Alabama is often called the Heart of Dixie

November 28, 2012 8:19 am

Alabama
Alabama is often called the Heart of Dixie. Dixie is an old nickname for the Southern . No one is sure where the name Dixie comes from. But a song called “Dixie” made the name popular in the 1800s. Alabama has played an important role in the history of the American South.
Facts About Alabama
Capital
Montgomery
Population
4,630,000 people
Rank among states in population
23rd
Major cities
Birmingham, Montgomery, Mobile
Area
52,400 square miles
136,000 square kilometers
Rank among states in area
30th
Statehood
December 14, 1819, the 22nd state
State nickname
The Yellowhammer State
Name for residents
Alabamans
State bird
Yellowhammer
State flower
Camellia
State tree
Southern Pine
Abbreviation
AL
FORESTS AND FLATLAND
Alabama became the 22nd state on December 14, 1819. The state takes its name from the Alabama River. The river was named after a Native American tribe that once lived there. They were called the Alibamon people.

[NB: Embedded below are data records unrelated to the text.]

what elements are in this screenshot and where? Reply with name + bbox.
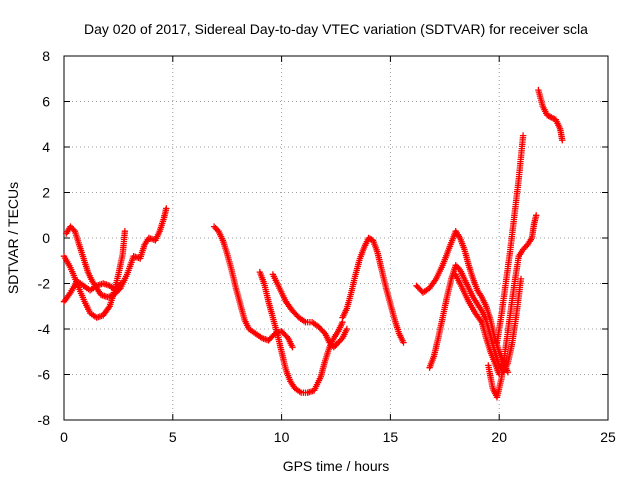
data-point-markers — [60, 228, 129, 321]
y-tick-label: -6 — [38, 367, 51, 383]
data-point-markers — [485, 212, 540, 401]
series-satellite-track-2 — [60, 228, 129, 321]
data-point-markers — [426, 262, 525, 376]
y-axis-label: SDTVAR / TECUs — [5, 182, 21, 294]
series-satellite-track-6 — [269, 271, 351, 351]
data-point-markers — [413, 228, 512, 376]
y-tick-label: 2 — [42, 185, 50, 201]
y-tick-label: 4 — [42, 139, 50, 155]
series-satellite-track-11 — [485, 212, 540, 401]
data-point-markers — [339, 234, 407, 346]
x-axis-label: GPS time / hours — [283, 458, 390, 474]
y-tick-label: -8 — [38, 412, 51, 428]
chart-title: Day 020 of 2017, Sidereal Day-to-day VTE… — [84, 21, 588, 37]
series-satellite-track-13 — [535, 86, 566, 144]
series-satellite-track-5 — [256, 268, 346, 396]
data-point-markers — [493, 132, 527, 346]
data-point-markers — [256, 268, 346, 396]
data-point-markers — [210, 223, 296, 351]
y-tick-label: -4 — [38, 321, 51, 337]
grid-lines — [64, 56, 608, 420]
data-point-markers — [535, 86, 566, 144]
series-satellite-track-3 — [63, 205, 170, 301]
series-satellite-track-9 — [426, 262, 525, 376]
data-points — [60, 86, 566, 401]
series-satellite-track-8 — [413, 228, 512, 376]
y-tick-label: 0 — [42, 230, 50, 246]
x-tick-label: 10 — [274, 429, 290, 445]
x-tick-label: 5 — [169, 429, 177, 445]
y-tick-label: 6 — [42, 94, 50, 110]
y-tick-label: -2 — [38, 276, 51, 292]
series-satellite-track-10 — [452, 271, 503, 378]
series-satellite-track-12 — [493, 132, 527, 346]
data-point-markers — [269, 271, 351, 351]
x-tick-label: 0 — [60, 429, 68, 445]
x-tick-label: 25 — [600, 429, 616, 445]
x-tick-label: 15 — [383, 429, 399, 445]
series-satellite-track-4 — [210, 223, 296, 351]
axis-ticks: 0 5 10 15 20 25 -8 -6 -4 -2 0 2 4 6 8 — [38, 48, 616, 445]
series-satellite-track-7 — [339, 234, 407, 346]
x-tick-label: 20 — [491, 429, 507, 445]
y-tick-label: 8 — [42, 48, 50, 64]
data-point-markers — [63, 205, 170, 301]
data-point-markers — [452, 271, 503, 378]
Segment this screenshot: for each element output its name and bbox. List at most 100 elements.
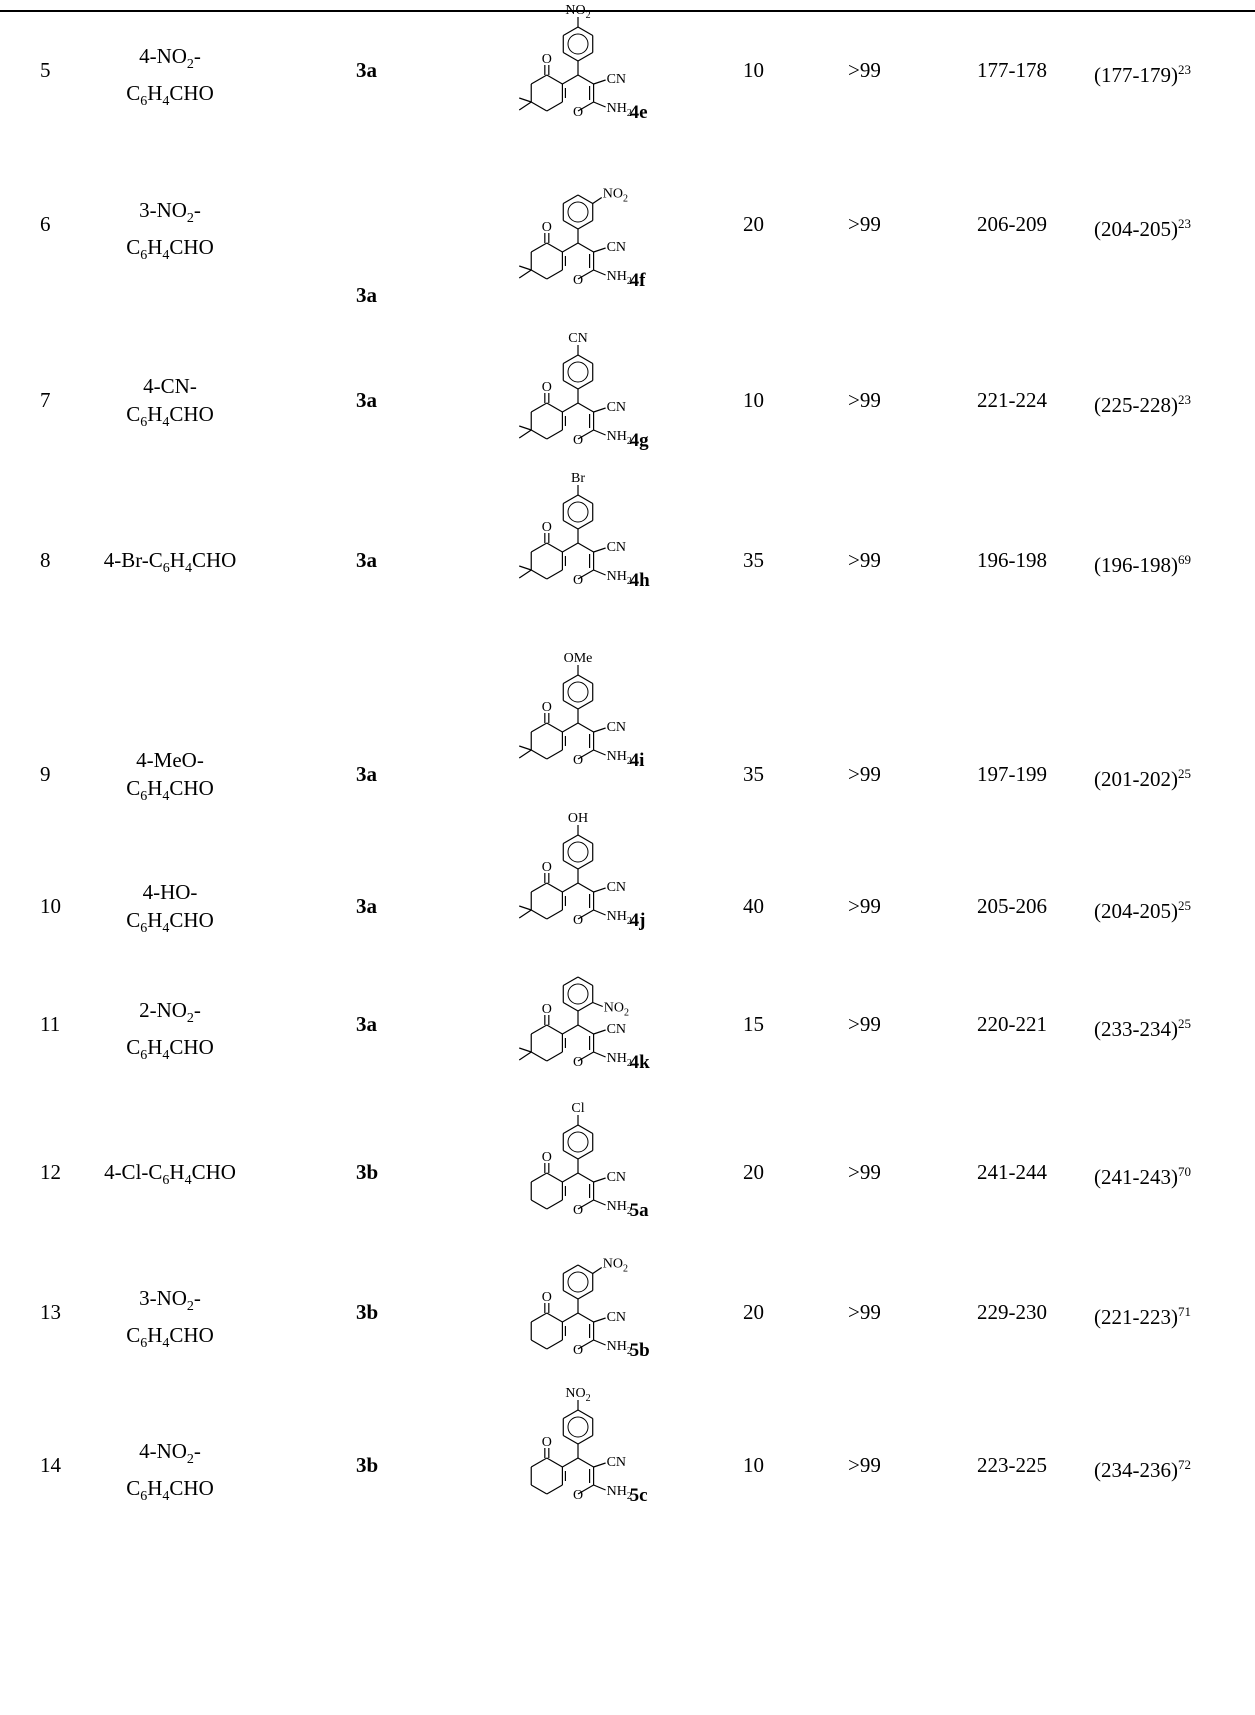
pyran-bond — [577, 1199, 594, 1210]
pyran-bond — [577, 402, 594, 413]
nh2-label: NH2 — [607, 269, 632, 287]
carbocycle-bond — [530, 909, 548, 920]
aldehyde-fragment: 4-Br-C — [103, 548, 163, 572]
phenyl-bond — [577, 1434, 594, 1445]
product-structure: NO2 O CN NH2 O 4f — [518, 187, 646, 291]
nh2-bond — [593, 1051, 606, 1058]
phenyl-bond — [577, 834, 594, 845]
carbocycle-bond — [530, 1051, 548, 1062]
aromatic-circle — [567, 983, 589, 1005]
mp-literature: (221-223)71 — [1094, 1298, 1191, 1331]
carbocycle-bond — [546, 749, 563, 760]
aldehyde-fragment: 4-HO- — [142, 880, 198, 904]
carbocycle-bond — [530, 101, 548, 112]
pyran-bond — [577, 1457, 594, 1468]
aldehyde-name: 4-NO2- C6H4CHO — [75, 1437, 265, 1511]
nh2-bond — [593, 1339, 606, 1346]
table-row: 7 4-CN- C6H4CHO 3a CN O CN NH2 O 4g 10 >99 221-224 (2… — [0, 331, 1255, 480]
table-row: 13 3-NO2- C6H4CHO 3b NO2 O CN NH2 O 5b 20 >99 229-23… — [0, 1250, 1255, 1395]
methyl-bond — [519, 905, 532, 911]
carbocycle-bond — [530, 569, 548, 580]
cn-label: CN — [607, 1170, 626, 1185]
aldehyde-fragment: CHO — [169, 1035, 214, 1060]
phenyl-bond — [577, 26, 594, 37]
yield-value: >99 — [848, 1300, 881, 1324]
aldehyde-fragment: C — [126, 402, 141, 426]
mp-literature: (225-228)23 — [1094, 386, 1191, 419]
nh2-label: NH2 — [607, 1199, 632, 1217]
aromatic-circle — [567, 361, 589, 383]
methyl-bond — [519, 265, 532, 271]
aldehyde-name: 4-NO2- C6H4CHO — [75, 42, 265, 116]
table-row: 5 4-NO2- C6H4CHO 3a NO2 O CN NH2 O 4e 10 >99 177-178… — [0, 3, 1255, 180]
carbonyl-oxygen: O — [542, 1150, 552, 1165]
methyl-bond — [518, 429, 532, 439]
carbonyl-oxygen: O — [542, 700, 552, 715]
carbocycle-bond — [546, 1051, 563, 1062]
carbocycle-bond — [546, 722, 563, 733]
aromatic-circle — [567, 1271, 589, 1293]
aldehyde-fragment: - — [193, 44, 201, 68]
phenyl-bond — [562, 1001, 579, 1012]
aldehyde-fragment: 4 — [184, 561, 192, 577]
mp-literature: (234-236)72 — [1094, 1451, 1191, 1484]
product-structure-cell: Cl O CN NH2 O 5a — [468, 1101, 688, 1269]
ring-oxygen: O — [573, 105, 583, 120]
pyran-bond — [577, 749, 594, 760]
yield-value: >99 — [848, 1160, 881, 1184]
mp-literature: (196-198)69 — [1094, 546, 1191, 579]
aldehyde-fragment: C — [126, 81, 141, 106]
phenyl-bond — [577, 379, 594, 390]
aldehyde-fragment: 2 — [186, 211, 194, 227]
product-structure-cell: NO2 O CN NH2 O 5b — [468, 1244, 688, 1409]
table-row: 9 4-MeO- C6H4CHO 3a OMe O CN NH2 O 4i 35 >99 197-199… — [0, 651, 1255, 820]
entry-number: 7 — [40, 388, 51, 412]
entry-number: 11 — [40, 1012, 61, 1036]
aromatic-circle — [567, 201, 589, 223]
aldehyde-fragment: 4-NO — [139, 44, 187, 68]
mp-literature: (201-202)25 — [1094, 760, 1191, 793]
diketone-label: 3a — [356, 58, 377, 82]
product-structure: CN O CN NH2 O 4g — [518, 331, 649, 451]
product-structure-cell: NO2 O CN NH2 O 5c — [468, 1386, 688, 1554]
yield-value: >99 — [848, 212, 881, 236]
pyran-bond — [577, 722, 594, 733]
carbocycle-bond — [546, 1457, 563, 1468]
aldehyde-fragment: CHO — [169, 1476, 214, 1501]
aldehyde-fragment: 6 — [162, 1173, 170, 1189]
nh2-label: NH2 — [607, 101, 632, 119]
phenyl-bond — [577, 219, 594, 230]
reference-number: 23 — [1177, 216, 1191, 231]
diketone-label: 3a — [356, 548, 377, 572]
pyran-bond — [577, 1024, 594, 1035]
cn-label: CN — [607, 540, 626, 555]
mp-found: 177-178 — [977, 58, 1047, 82]
carbonyl-oxygen: O — [542, 1002, 552, 1017]
phenyl-bond — [562, 494, 579, 505]
cn-label: CN — [607, 240, 626, 255]
phenyl-bond — [562, 976, 579, 987]
substituent-label: Cl — [571, 1101, 584, 1116]
phenyl-bond — [562, 1434, 579, 1445]
methyl-bond — [518, 101, 532, 111]
nh2-label: NH2 — [607, 569, 632, 587]
aldehyde-fragment: 6 — [140, 248, 148, 264]
aldehyde-fragment: 3-NO — [139, 198, 187, 222]
entry-number: 6 — [40, 212, 51, 236]
pyran-bond — [577, 1484, 594, 1495]
cn-bond — [593, 1317, 606, 1323]
reaction-time: 35 — [743, 548, 764, 572]
substituent-label: NO2 — [603, 187, 628, 205]
compound-number: 5c — [630, 1485, 648, 1506]
reaction-time: 20 — [743, 1300, 764, 1324]
carbocycle-bond — [546, 269, 563, 280]
ring-oxygen: O — [573, 1343, 583, 1358]
product-structure-cell: Br O CN NH2 O 4h — [468, 471, 688, 639]
reaction-time: 40 — [743, 894, 764, 918]
carbocycle-bond — [530, 74, 548, 85]
nh2-bond — [593, 569, 606, 576]
cn-bond — [593, 727, 606, 733]
mp-literature: (233-234)25 — [1094, 1010, 1191, 1043]
ring-oxygen: O — [573, 573, 583, 588]
pyran-bond — [562, 1024, 579, 1035]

The Appalachian Mountains extend into northeastern Alabama. Most of Alabama is rolling hills and prairies. Forests cover much of this land.
Southern Alabama is flatter than the rest of the state. The land becomes swampy near the coast, along the Gulf of Mexico. Southern Alabama has a damp, warm climate. You’ll see Spanish moss hanging from the trees and you might even spot an alligator lurking in a swamp!
COTTON WAS KING
Cotton planters helped Alabama grow in the early 1800s. For a long time, cotton was the main crop in Alabama’s economy. It was grown mostly in an area of southern Alabama called the Black Belt. The Black Belt has black, fertile soil that is good for crops.
Large cotton plantations flourished in the Black Belt. The plantations depended on the labor of slaves, who harvested the crop by hand.
The Civil War (1861-1865) ended slavery and the plantation system. But something else destroyed cotton farming. In 1915, a small beetle called the boll weevil came to Alabama. It caused so much damage to cotton crops that farmers began to grow other crops like soybeans and peanuts. They also began to raise cattle and chickens.
Today, farmers still grow cotton in Alabama. But corn, peanuts, and soybeans are more important crops. Manufacturing has become the heart of Alabama’s economy.
CAPITAL OF THE CONFEDERACY
Montgomery, Alabama, is sometimes called the Cradle of the Confederacy. That’s because 11 Southern states met in Montgomery in 1861 and declared themselves a separate country. They called themselves the Confederate States of America, or the Confederacy. The song “Dixie” became their anthem. The American Civil War was fought to bring the Confederate States back into the United States.
Montgomery became the first capital of the Confederacy. Jefferson Davis was elected president of the Confederacy. He took office in the Alabama Capitol Building in Montgomery. The capital later moved to Richmond, Virginia.
ALABAMA CITIES
Montgomery is the capital of Alabama. It’s located on the Alabama River in the Black Belt region. But it’s not the state’s biggest city.
Alabama’s biggest city is Birmingham. It’s a manufacturing center. Large mineral deposits are found nearby. Many of these deposits are used in making steel.
Mobile is a busy port near the Gulf of Mexico. French colonists founded Mobile. Many of Mobile’s attractive, old houses and gardens reflect its French past.
CIVIL RIGHTS MOVEMENT
Like most Southern states, Alabama was once segregated. That means that black Americans weren’t allowed to mix with white Americans in schools, on buses, and even in restaurants.
In 1954, a young minister named Martin Luther King, Jr., became pastor of the Dexter Avenue Baptist Church in Montgomery. He became the main leader in the civil rights movement. The civil rights movement was an effort to gain basic rights for black Americans. Many important events in the civil rights movement took place in Alabama.
In 1955, in Montgomery, a woman named Rosa Parks refused to give her seat on a bus to a white man. She was arrested. For a year, blacks protested by refusing to ride buses in Montgomery. This was the first big protest in the United States that aimed at changing segregation. In 1956, a court ordered an end to segregation on Montgomery buses.
Today in Montgomery you can visit the Civil Rights Memorial. It honors 40 people who died while supporting the civil rights movement.
SPACE CAMP
Have you ever thought about space travel? In Alabama, you can see what it’s like. Huntsville, Alabama, is home to the United States Space and Rocket Center. It has spaceships and a missiles museum. It’s Alabama’s biggest tourist attraction.
It also has Space Camp for kids. At Space Camp, kids spend a week doing what astronauts do—training for space missions! You fly in a simulated (imitation) space shuttle, experience weightlessness, and learn about life in space. It’s fun, but it’s hard work, too.